せっかく二人きりでいるのに、自分の望まない未来の話なんかしたくない。
力任せに肩を掴んで引き寄せると、なんの抵抗もなく兵部の身体は葉の胸の中に収まった。
「俺はアンタ以外をリーダーだなんて認めない」
「――そのうち嫌でも認めることになる」
「うるさい!」
その唇に自分の唇を重ねて、黙らせる。
唐突で一方的なキスにしかし、兵部はなんの抵抗も見せなかった。それがまた腹立たしい。
「……俺なんかのキスじゃ全然余裕ってわけ?」
疑念は寄せては返す波のように。
「言ってることがさっぱりわからないよ、葉」
打ち寄せて、遠ざかったと思えばまたすぐそこまでやって来ている。
「俺にもわかってねーよ。
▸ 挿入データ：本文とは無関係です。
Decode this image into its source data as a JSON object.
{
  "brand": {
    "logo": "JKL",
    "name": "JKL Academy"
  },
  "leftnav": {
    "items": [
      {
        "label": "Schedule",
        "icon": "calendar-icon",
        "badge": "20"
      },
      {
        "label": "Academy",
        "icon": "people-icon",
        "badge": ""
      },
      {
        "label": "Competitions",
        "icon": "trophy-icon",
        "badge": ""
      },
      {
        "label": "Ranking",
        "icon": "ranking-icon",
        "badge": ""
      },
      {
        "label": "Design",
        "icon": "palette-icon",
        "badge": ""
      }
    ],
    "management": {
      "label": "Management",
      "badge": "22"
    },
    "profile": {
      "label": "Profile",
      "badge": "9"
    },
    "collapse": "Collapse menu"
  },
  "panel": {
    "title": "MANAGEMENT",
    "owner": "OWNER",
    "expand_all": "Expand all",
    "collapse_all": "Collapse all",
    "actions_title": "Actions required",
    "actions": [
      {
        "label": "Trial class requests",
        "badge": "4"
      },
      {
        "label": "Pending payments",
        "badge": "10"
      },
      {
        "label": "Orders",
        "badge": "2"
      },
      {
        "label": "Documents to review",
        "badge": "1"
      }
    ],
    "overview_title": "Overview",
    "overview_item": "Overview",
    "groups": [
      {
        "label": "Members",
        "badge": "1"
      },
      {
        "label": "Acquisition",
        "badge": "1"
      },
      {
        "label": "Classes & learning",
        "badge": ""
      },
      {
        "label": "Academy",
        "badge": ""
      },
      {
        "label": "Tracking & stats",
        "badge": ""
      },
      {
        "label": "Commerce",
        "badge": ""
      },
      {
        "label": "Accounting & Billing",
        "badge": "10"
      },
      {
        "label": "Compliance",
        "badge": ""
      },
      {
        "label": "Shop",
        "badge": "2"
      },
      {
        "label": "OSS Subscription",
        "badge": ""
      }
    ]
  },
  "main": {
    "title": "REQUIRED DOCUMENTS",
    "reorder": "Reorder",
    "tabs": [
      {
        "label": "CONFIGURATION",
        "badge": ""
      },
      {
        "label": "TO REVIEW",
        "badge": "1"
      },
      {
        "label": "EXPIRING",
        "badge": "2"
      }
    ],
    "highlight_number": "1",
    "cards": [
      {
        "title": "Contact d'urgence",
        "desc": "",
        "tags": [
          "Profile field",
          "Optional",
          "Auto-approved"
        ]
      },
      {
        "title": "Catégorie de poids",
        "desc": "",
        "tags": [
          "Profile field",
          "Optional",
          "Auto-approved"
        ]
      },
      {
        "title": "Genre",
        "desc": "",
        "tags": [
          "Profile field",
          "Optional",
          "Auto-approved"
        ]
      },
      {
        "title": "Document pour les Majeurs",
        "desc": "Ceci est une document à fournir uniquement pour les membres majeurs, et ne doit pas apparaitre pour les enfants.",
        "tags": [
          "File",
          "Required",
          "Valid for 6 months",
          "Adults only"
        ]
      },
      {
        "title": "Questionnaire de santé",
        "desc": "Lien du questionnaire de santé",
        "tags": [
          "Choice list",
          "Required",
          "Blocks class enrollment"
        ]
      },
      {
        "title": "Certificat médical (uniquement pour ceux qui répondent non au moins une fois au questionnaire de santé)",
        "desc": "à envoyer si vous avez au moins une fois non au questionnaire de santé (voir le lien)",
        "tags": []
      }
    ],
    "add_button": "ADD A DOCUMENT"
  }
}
このまま全部止まればいいってこと以外は」
繰り返す、何度でも。
「何それ――んっ」
クスリと笑った兵部の吐息を葉はまたキスで閉じこめる。
新しいリーダーも、パンドラさえも、どうでもよかった。
今このまま時が止まってくれるのであれば。
波の音が止まってくれるのであれば。
<終>
-----
お題:「深夜の海辺」で登場人物が「約束する」、「長袖」という単語を使ったお話を考えて下さい。
もう二、三度薫がクイーンとしての資質を見せつければ意外とコロッといってくれそう説のある葉ちゃんですが、本人は不本意だろうなーとか思っていたらこんな感じになりました。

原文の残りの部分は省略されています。